Convention Santé 2026-2030: 770 millions de Fcfp versés par l’Etat chaque année
Le Haut-commissaire de la République en Polynésie française et le Président de la Polynésie française, ont procédé vendredi dernier à la signature de la convention-cadre Santé 2026-2030 entre l’État et le Pays, après une prolongation de deux ans de la convention précédente qui couvrait la période 2021-2023.
Cette signature témoigne de l’engagement conjoint de l’État et de la Polynésie française en faveur de l’amélioration de l’accès aux soins et de la qualité du système de santé, au plus près des réalités sanitaires qui constituent un enjeu majeur de santé publique, sur l’ensemble du territoire, avec des archipels éloignés et éparses.
Si la santé relève de la compétence de la collectivité de Polynésie française, l’État apporte son plein soutien au travers d’un engagement constant qui se traduit par des contributions financières et des expertises techniques.
La convention-cadre Santé 2026-2030 ouvre un nouveau cycle de coopération, plus robuste et plus souple, entre l’État et la Polynésie française, avec une visibilité pour les cinq prochaines années.

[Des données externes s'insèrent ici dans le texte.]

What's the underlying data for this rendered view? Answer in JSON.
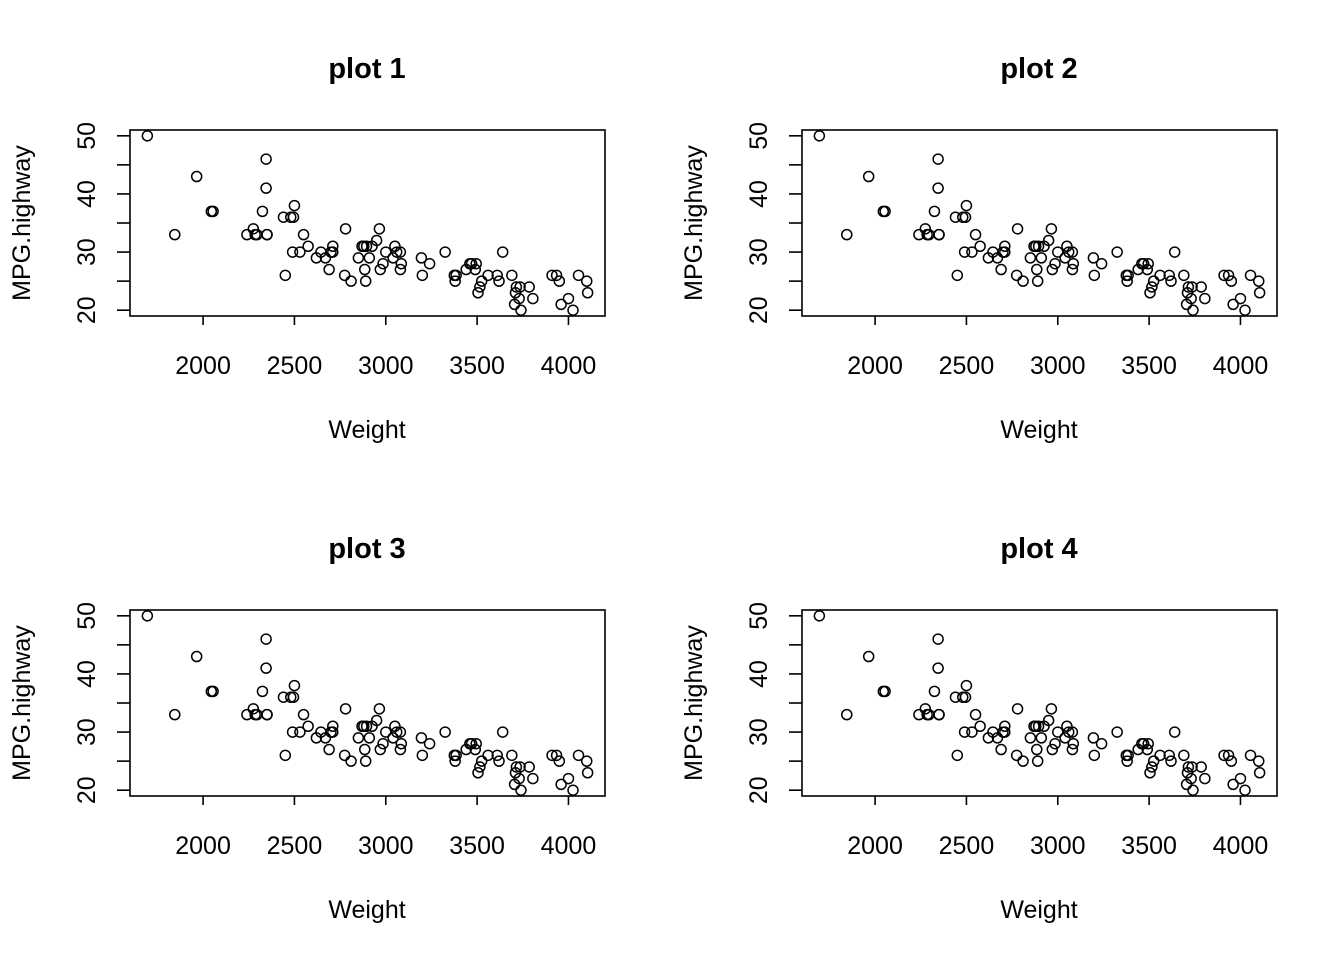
{
  "chart_data": [
    {
      "type": "scatter",
      "title": "plot 1",
      "xlabel": "Weight",
      "ylabel": "MPG.highway",
      "xlim": [
        1600,
        4200
      ],
      "ylim": [
        19,
        51
      ],
      "xticks": [
        "2000",
        "2500",
        "3000",
        "3500",
        "4000"
      ],
      "yticks": [
        "20",
        "30",
        "40",
        "50"
      ],
      "grid": false,
      "x": [
        1695,
        1845,
        1965,
        2045,
        2055,
        2240,
        2275,
        2285,
        2295,
        2325,
        2345,
        2345,
        2350,
        2350,
        2440,
        2450,
        2480,
        2490,
        2495,
        2500,
        2530,
        2550,
        2575,
        2620,
        2645,
        2670,
        2690,
        2700,
        2710,
        2710,
        2775,
        2780,
        2810,
        2850,
        2870,
        2880,
        2885,
        2890,
        2895,
        2910,
        2925,
        2950,
        2965,
        2970,
        2985,
        3000,
        3040,
        3050,
        3060,
        3080,
        3080,
        3085,
        3195,
        3200,
        3240,
        3325,
        3375,
        3380,
        3385,
        3440,
        3460,
        3470,
        3490,
        3495,
        3505,
        3515,
        3525,
        3560,
        3610,
        3620,
        3640,
        3690,
        3705,
        3710,
        3715,
        3730,
        3735,
        3740,
        3785,
        3805,
        3910,
        3935,
        3950,
        3960,
        4000,
        4025,
        4055,
        4100,
        4105
      ],
      "y": [
        50,
        33,
        43,
        37,
        37,
        33,
        34,
        33,
        33,
        37,
        41,
        46,
        33,
        33,
        36,
        26,
        36,
        30,
        36,
        38,
        30,
        33,
        31,
        29,
        30,
        29,
        27,
        30,
        31,
        30,
        26,
        34,
        25,
        29,
        31,
        31,
        27,
        25,
        31,
        29,
        31,
        32,
        34,
        27,
        28,
        30,
        29,
        31,
        30,
        27,
        30,
        28,
        29,
        26,
        28,
        30,
        26,
        25,
        26,
        27,
        28,
        28,
        27,
        28,
        23,
        24,
        25,
        26,
        26,
        25,
        30,
        26,
        21,
        23,
        24,
        22,
        24,
        20,
        24,
        22,
        26,
        26,
        25,
        21,
        22,
        20,
        26,
        25,
        23
      ]
    },
    {
      "type": "scatter",
      "title": "plot 2",
      "xlabel": "Weight",
      "ylabel": "MPG.highway",
      "xlim": [
        1600,
        4200
      ],
      "ylim": [
        19,
        51
      ],
      "xticks": [
        "2000",
        "2500",
        "3000",
        "3500",
        "4000"
      ],
      "yticks": [
        "20",
        "30",
        "40",
        "50"
      ],
      "grid": false,
      "x": [
        1695,
        1845,
        1965,
        2045,
        2055,
        2240,
        2275,
        2285,
        2295,
        2325,
        2345,
        2345,
        2350,
        2350,
        2440,
        2450,
        2480,
        2490,
        2495,
        2500,
        2530,
        2550,
        2575,
        2620,
        2645,
        2670,
        2690,
        2700,
        2710,
        2710,
        2775,
        2780,
        2810,
        2850,
        2870,
        2880,
        2885,
        2890,
        2895,
        2910,
        2925,
        2950,
        2965,
        2970,
        2985,
        3000,
        3040,
        3050,
        3060,
        3080,
        3080,
        3085,
        3195,
        3200,
        3240,
        3325,
        3375,
        3380,
        3385,
        3440,
        3460,
        3470,
        3490,
        3495,
        3505,
        3515,
        3525,
        3560,
        3610,
        3620,
        3640,
        3690,
        3705,
        3710,
        3715,
        3730,
        3735,
        3740,
        3785,
        3805,
        3910,
        3935,
        3950,
        3960,
        4000,
        4025,
        4055,
        4100,
        4105
      ],
      "y": [
        50,
        33,
        43,
        37,
        37,
        33,
        34,
        33,
        33,
        37,
        41,
        46,
        33,
        33,
        36,
        26,
        36,
        30,
        36,
        38,
        30,
        33,
        31,
        29,
        30,
        29,
        27,
        30,
        31,
        30,
        26,
        34,
        25,
        29,
        31,
        31,
        27,
        25,
        31,
        29,
        31,
        32,
        34,
        27,
        28,
        30,
        29,
        31,
        30,
        27,
        30,
        28,
        29,
        26,
        28,
        30,
        26,
        25,
        26,
        27,
        28,
        28,
        27,
        28,
        23,
        24,
        25,
        26,
        26,
        25,
        30,
        26,
        21,
        23,
        24,
        22,
        24,
        20,
        24,
        22,
        26,
        26,
        25,
        21,
        22,
        20,
        26,
        25,
        23
      ]
    },
    {
      "type": "scatter",
      "title": "plot 3",
      "xlabel": "Weight",
      "ylabel": "MPG.highway",
      "xlim": [
        1600,
        4200
      ],
      "ylim": [
        19,
        51
      ],
      "xticks": [
        "2000",
        "2500",
        "3000",
        "3500",
        "4000"
      ],
      "yticks": [
        "20",
        "30",
        "40",
        "50"
      ],
      "grid": false,
      "x": [
        1695,
        1845,
        1965,
        2045,
        2055,
        2240,
        2275,
        2285,
        2295,
        2325,
        2345,
        2345,
        2350,
        2350,
        2440,
        2450,
        2480,
        2490,
        2495,
        2500,
        2530,
        2550,
        2575,
        2620,
        2645,
        2670,
        2690,
        2700,
        2710,
        2710,
        2775,
        2780,
        2810,
        2850,
        2870,
        2880,
        2885,
        2890,
        2895,
        2910,
        2925,
        2950,
        2965,
        2970,
        2985,
        3000,
        3040,
        3050,
        3060,
        3080,
        3080,
        3085,
        3195,
        3200,
        3240,
        3325,
        3375,
        3380,
        3385,
        3440,
        3460,
        3470,
        3490,
        3495,
        3505,
        3515,
        3525,
        3560,
        3610,
        3620,
        3640,
        3690,
        3705,
        3710,
        3715,
        3730,
        3735,
        3740,
        3785,
        3805,
        3910,
        3935,
        3950,
        3960,
        4000,
        4025,
        4055,
        4100,
        4105
      ],
      "y": [
        50,
        33,
        43,
        37,
        37,
        33,
        34,
        33,
        33,
        37,
        41,
        46,
        33,
        33,
        36,
        26,
        36,
        30,
        36,
        38,
        30,
        33,
        31,
        29,
        30,
        29,
        27,
        30,
        31,
        30,
        26,
        34,
        25,
        29,
        31,
        31,
        27,
        25,
        31,
        29,
        31,
        32,
        34,
        27,
        28,
        30,
        29,
        31,
        30,
        27,
        30,
        28,
        29,
        26,
        28,
        30,
        26,
        25,
        26,
        27,
        28,
        28,
        27,
        28,
        23,
        24,
        25,
        26,
        26,
        25,
        30,
        26,
        21,
        23,
        24,
        22,
        24,
        20,
        24,
        22,
        26,
        26,
        25,
        21,
        22,
        20,
        26,
        25,
        23
      ]
    },
    {
      "type": "scatter",
      "title": "plot 4",
      "xlabel": "Weight",
      "ylabel": "MPG.highway",
      "xlim": [
        1600,
        4200
      ],
      "ylim": [
        19,
        51
      ],
      "xticks": [
        "2000",
        "2500",
        "3000",
        "3500",
        "4000"
      ],
      "yticks": [
        "20",
        "30",
        "40",
        "50"
      ],
      "grid": false,
      "x": [
        1695,
        1845,
        1965,
        2045,
        2055,
        2240,
        2275,
        2285,
        2295,
        2325,
        2345,
        2345,
        2350,
        2350,
        2440,
        2450,
        2480,
        2490,
        2495,
        2500,
        2530,
        2550,
        2575,
        2620,
        2645,
        2670,
        2690,
        2700,
        2710,
        2710,
        2775,
        2780,
        2810,
        2850,
        2870,
        2880,
        2885,
        2890,
        2895,
        2910,
        2925,
        2950,
        2965,
        2970,
        2985,
        3000,
        3040,
        3050,
        3060,
        3080,
        3080,
        3085,
        3195,
        3200,
        3240,
        3325,
        3375,
        3380,
        3385,
        3440,
        3460,
        3470,
        3490,
        3495,
        3505,
        3515,
        3525,
        3560,
        3610,
        3620,
        3640,
        3690,
        3705,
        3710,
        3715,
        3730,
        3735,
        3740,
        3785,
        3805,
        3910,
        3935,
        3950,
        3960,
        4000,
        4025,
        4055,
        4100,
        4105
      ],
      "y": [
        50,
        33,
        43,
        37,
        37,
        33,
        34,
        33,
        33,
        37,
        41,
        46,
        33,
        33,
        36,
        26,
        36,
        30,
        36,
        38,
        30,
        33,
        31,
        29,
        30,
        29,
        27,
        30,
        31,
        30,
        26,
        34,
        25,
        29,
        31,
        31,
        27,
        25,
        31,
        29,
        31,
        32,
        34,
        27,
        28,
        30,
        29,
        31,
        30,
        27,
        30,
        28,
        29,
        26,
        28,
        30,
        26,
        25,
        26,
        27,
        28,
        28,
        27,
        28,
        23,
        24,
        25,
        26,
        26,
        25,
        30,
        26,
        21,
        23,
        24,
        22,
        24,
        20,
        24,
        22,
        26,
        26,
        25,
        21,
        22,
        20,
        26,
        25,
        23
      ]
    }
  ]
}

Cette convention vise à accompagner les priorités définies dans le schéma d’organisation sanitaire de la Polynésie française, notamment en matière de prévention, d’amélioration de l’offre de soins, de réduction des inégalités territoriales et de renforcement de la santé dans les archipels, notamment grâce à des projets structurants.
La coopération avec le CHU de Bordeaux est maintenue
L’État confirme son soutien financier à travers la mobilisation de crédits du Contrat de développement et de transformation (CDT), ainsi que de crédits spécifiques à hauteur de 715 millions de francs pacifiques par an, du ministère des Outre-mer et de l’Assurance maladie (ONDAM). Une dotation supplémentaire annuelle de 55 millions de Fcfp est attribuée annuellement à la Polynésie française pour la création d’une direction de la recherche clinique, destinée à favoriser notamment l’accès du territoire aux essais thérapeutiques. Par ailleurs, la coopération avec le CHU de Bordeaux est maintenue afin de favoriser l’accueil d’internes, d’assistants spécialistes partagés et de stagiaires en Polynésie française.
La convention prévoit l’adoption d’une feuille de route annuelle qui permettra de mettre en œuvre les différents projets et actions de la boite à outils que constitue l’annexe de la convention-cadre. Plusieurs projets concernent directement les archipels et l’amélioration de l’accès aux soins, notamment par le développement de la télémédecine.
Des missions d’appui et d’expertise accompagneront également la Polynésie française sur plusieurs chantiers structurants tels que les greffes ou le déploiement du dispositif des docteurs juniors.
Convention relative aux évacuations sanitaires par les moyens aériens des forces armées
Une seconde convention a été signée le même jour avec, cette fois-ci, le contre-amiral commandant supérieur des forces armées en Polynésie française, la directrice du Centre hospitalier et le président de la Caisse de prévoyance sociale. Il s’agit de la convention relative aux transports sanitaires de personnes civiles par les moyens des Forces armées en Polynésie française.
Dans un territoire où l’éloignement géographique constitue un défi quotidien pour l’accès aux soins, la convention formalise un dispositif essentiel permettant de garantir la continuité de la prise en charge sanitaire des patients et l’égalité d’accès aux soins avec la mobilisation des moyens militaires, qui interviennent en complémentarité des moyens civils d’intervention aussi souvent que nécessaire.